Take two maps $f, g: X \rightarrow Y$ which are homotopic. We wish
to show that if $f$ is homotopic to $g$, then we will get the same
induced singular homology groups from $f$ and $g$. The idea is to take a chain
$c[n] \in C[n]$, then study the image $f\sharp(c[n])$ and $g\sharp(c[n])$. Since $f$
and $g$ are homotopic, we can build a "prism" that connects $f\sharp(c[n])$ and $g\sharp(c[n])$
by means of a prism operator, that sends a chain $c \in C[n]$
to the prism $p(c)$ produced by the chain which lives in $D[n+1]$. Next, we compute the
boundary of this prism, $\partial p(c)$. This boundary will contain a top portion,
which is $f\sharp(c)$, a bottom portion which is $g\sharp(c)$, and the boundary edges
of the prism itself, which is the same as taking the prism of the boundary edges
$p(\partial c)$. This gives the equation $\partial(p(c)) = p(\partial c) + g\sharp(c) - f\sharp(c)$.
Rearranging, this gives $g\sharp(c) - f\sharp(c) = \partial p(c) - p(\partial c)$. To inspect
homology, we wish to check that $f\sharp, g\sharp$ agree on elements of $\ker(\partial[n])/im(\partial[n+1])$.
So, we set $c \in \ker(\partial[n])$. This kills of $p(\partial c)$. Further, since we
quotient by $\partial[n+1]$, the $\partial(p[c])$ also dies off. This means that
$g\sharp(c) - f\sharp(c) = 0$ when interpreted as an element of $H[Y][n]$. Philosophically,
living in $\ker(\partial[n])$ kills $- \circ \partial$, and quotienting
by $im(\partial[n+1])$ kills $\partial \circ -$. Thus, we get that $g\sharp$ and $f\sharp$ produce the same
homology element. Intuitively, we are saying that these can be connected by a prism in the space,
and thus produce the same element. Think of the 0D case in a path-connected
space, where all points become equivalent since we can connect them by paths.
To compute the boundary of the prism, we break the prism into an interplation from
$f\sharp$ into $g\sharp$ by raising $f\sharp$ into $g\sharp$ one vertex at a time.
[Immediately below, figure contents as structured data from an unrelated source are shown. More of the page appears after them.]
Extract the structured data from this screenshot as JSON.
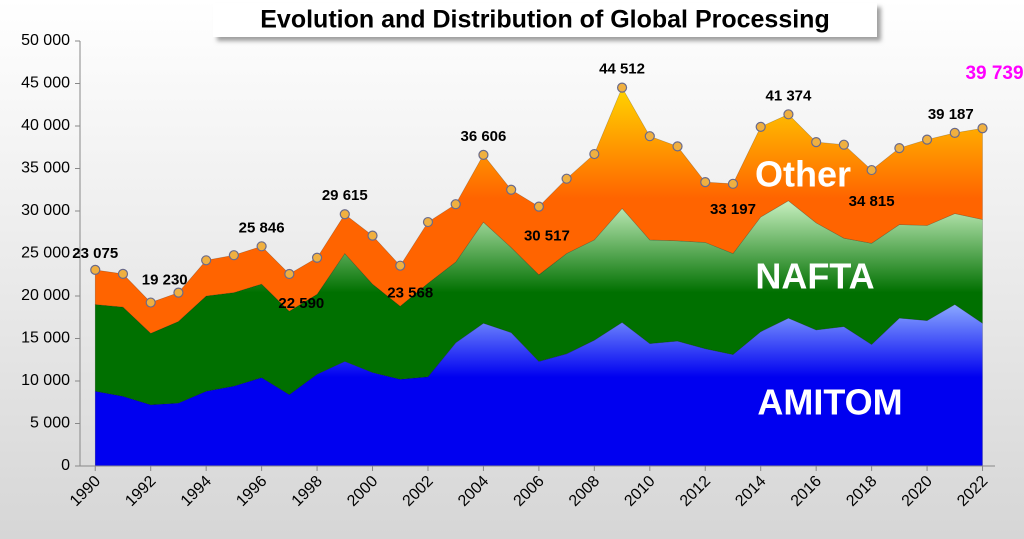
{
  "chart_data": {
    "type": "stacked-area",
    "title": "Evolution and Distribution of Global Processing",
    "x": [
      1990,
      1991,
      1992,
      1993,
      1994,
      1995,
      1996,
      1997,
      1998,
      1999,
      2000,
      2001,
      2002,
      2003,
      2004,
      2005,
      2006,
      2007,
      2008,
      2009,
      2010,
      2011,
      2012,
      2013,
      2014,
      2015,
      2016,
      2017,
      2018,
      2019,
      2020,
      2021,
      2022
    ],
    "series": [
      {
        "name": "AMITOM",
        "color": "#0000f0",
        "color_top": "#8aa8ff",
        "values": [
          8800,
          8200,
          7200,
          7400,
          8800,
          9400,
          10400,
          8400,
          10800,
          12300,
          11000,
          10200,
          10500,
          14500,
          16800,
          15700,
          12300,
          13200,
          14800,
          16900,
          14400,
          14700,
          13800,
          13100,
          15800,
          17400,
          16000,
          16400,
          14300,
          17400,
          17100,
          19000,
          16800
        ]
      },
      {
        "name": "NAFTA",
        "color": "#007000",
        "color_top": "#c8f0c0",
        "values": [
          10200,
          10500,
          8400,
          9600,
          11200,
          11000,
          11000,
          9800,
          9400,
          12700,
          10400,
          8600,
          11000,
          9500,
          11900,
          10000,
          10200,
          11800,
          11800,
          13400,
          12200,
          11800,
          12500,
          11900,
          13500,
          13800,
          12600,
          10400,
          11900,
          11000,
          11200,
          10700,
          12200
        ]
      },
      {
        "name": "Other",
        "color": "#ff6400",
        "color_top": "#ffd400",
        "values": [
          4075,
          3900,
          3630,
          3400,
          4200,
          4400,
          4446,
          4390,
          4300,
          4615,
          5700,
          4768,
          7200,
          6800,
          7906,
          6800,
          8017,
          8800,
          10100,
          14212,
          12200,
          11100,
          7100,
          8197,
          10600,
          10174,
          9500,
          11000,
          8615,
          9000,
          10100,
          9487,
          10739
        ]
      }
    ],
    "annotations": [
      {
        "x": 1990,
        "text": "23 075"
      },
      {
        "x": 1992,
        "text": "19 230"
      },
      {
        "x": 1996,
        "text": "25 846"
      },
      {
        "x": 1997,
        "text": "22 590"
      },
      {
        "x": 1999,
        "text": "29 615"
      },
      {
        "x": 2001,
        "text": "23 568"
      },
      {
        "x": 2004,
        "text": "36 606"
      },
      {
        "x": 2006,
        "text": "30 517"
      },
      {
        "x": 2009,
        "text": "44 512"
      },
      {
        "x": 2013,
        "text": "33 197"
      },
      {
        "x": 2015,
        "text": "41 374"
      },
      {
        "x": 2018,
        "text": "34 815"
      },
      {
        "x": 2021,
        "text": "39 187"
      },
      {
        "x": 2022,
        "text": "39 739",
        "color": "#ff00ff"
      }
    ],
    "xlim": [
      1989.45,
      2022.45
    ],
    "xticks": [
      1990,
      1992,
      1994,
      1996,
      1998,
      2000,
      2002,
      2004,
      2006,
      2008,
      2010,
      2012,
      2014,
      2016,
      2018,
      2020,
      2022
    ],
    "ylim": [
      0,
      50000
    ],
    "yticks": [
      0,
      {
        "value": 5000,
        "label": "5 000"
      },
      {
        "value": 10000,
        "label": "10 000"
      },
      {
        "value": 15000,
        "label": "15 000"
      },
      {
        "value": 20000,
        "label": "20 000"
      },
      {
        "value": 25000,
        "label": "25 000"
      },
      {
        "value": 30000,
        "label": "30 000"
      },
      {
        "value": 35000,
        "label": "35 000"
      },
      {
        "value": 40000,
        "label": "40 000"
      },
      {
        "value": 45000,
        "label": "45 000"
      },
      {
        "value": 50000,
        "label": "50 000"
      }
    ],
    "grid": false
  }
}
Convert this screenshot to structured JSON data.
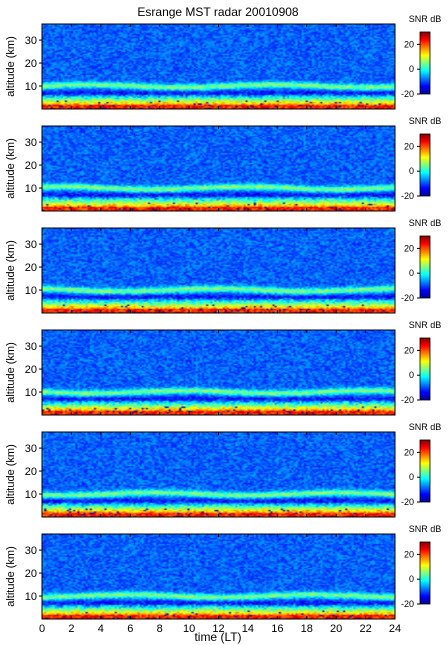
{
  "figure": {
    "title": "Esrange MST radar 20010908",
    "xlabel": "time (LT)",
    "ylabel": "altitude (km)",
    "colorbar_label": "SNR dB"
  },
  "chart_data": {
    "type": "heatmap",
    "panel_count": 6,
    "x": {
      "label": "time (LT)",
      "range": [
        0,
        24
      ],
      "ticks": [
        0,
        2,
        4,
        6,
        8,
        10,
        12,
        14,
        16,
        18,
        20,
        22,
        24
      ]
    },
    "y": {
      "label": "altitude (km)",
      "range": [
        0,
        37
      ],
      "ticks": [
        10,
        20,
        30
      ]
    },
    "colorbar": {
      "label": "SNR dB",
      "range": [
        -20,
        30
      ],
      "ticks": [
        -20,
        0,
        20
      ],
      "colormap": "jet"
    },
    "features": {
      "tropopause_layer_km": 10,
      "strong_echo_below_km": 5
    }
  }
}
This then allows us
to induce cancellations and show that $\partial(p(c))$ contains the terms
$p(\partial(c))$, $f\sharp(c)$ and $g\sharp(c)$.
Let's consider a 1D line $l: \Delta^1 \rightarrow X$ in $X$, with vertices
$l[0], l[1]$. The image of this line under $f$ is $m \equiv f \circ l$ with $m[0], m[1]$ as vertices,
and under $g$ is $n$ with $n[0], n[1]$ as vertices. Let $H: [0, 1] \times [0, 1] \rightarrow X$
be the homotopy between $H(0) f$ and $H(1) = g$. The prism is image of the function $p: [0, 1] \times \Delta^1$, defined
as $p(t, i) \equiv H(t, l(i))$. We see that $p(0, i) = H(0, l(i)) = f(l(i)) = m$, and $p(1, i) = g(l(i)) = n$.
So, we get a "prism" whose endpoints are $m = f \circ l$ and $n = g \circ l$.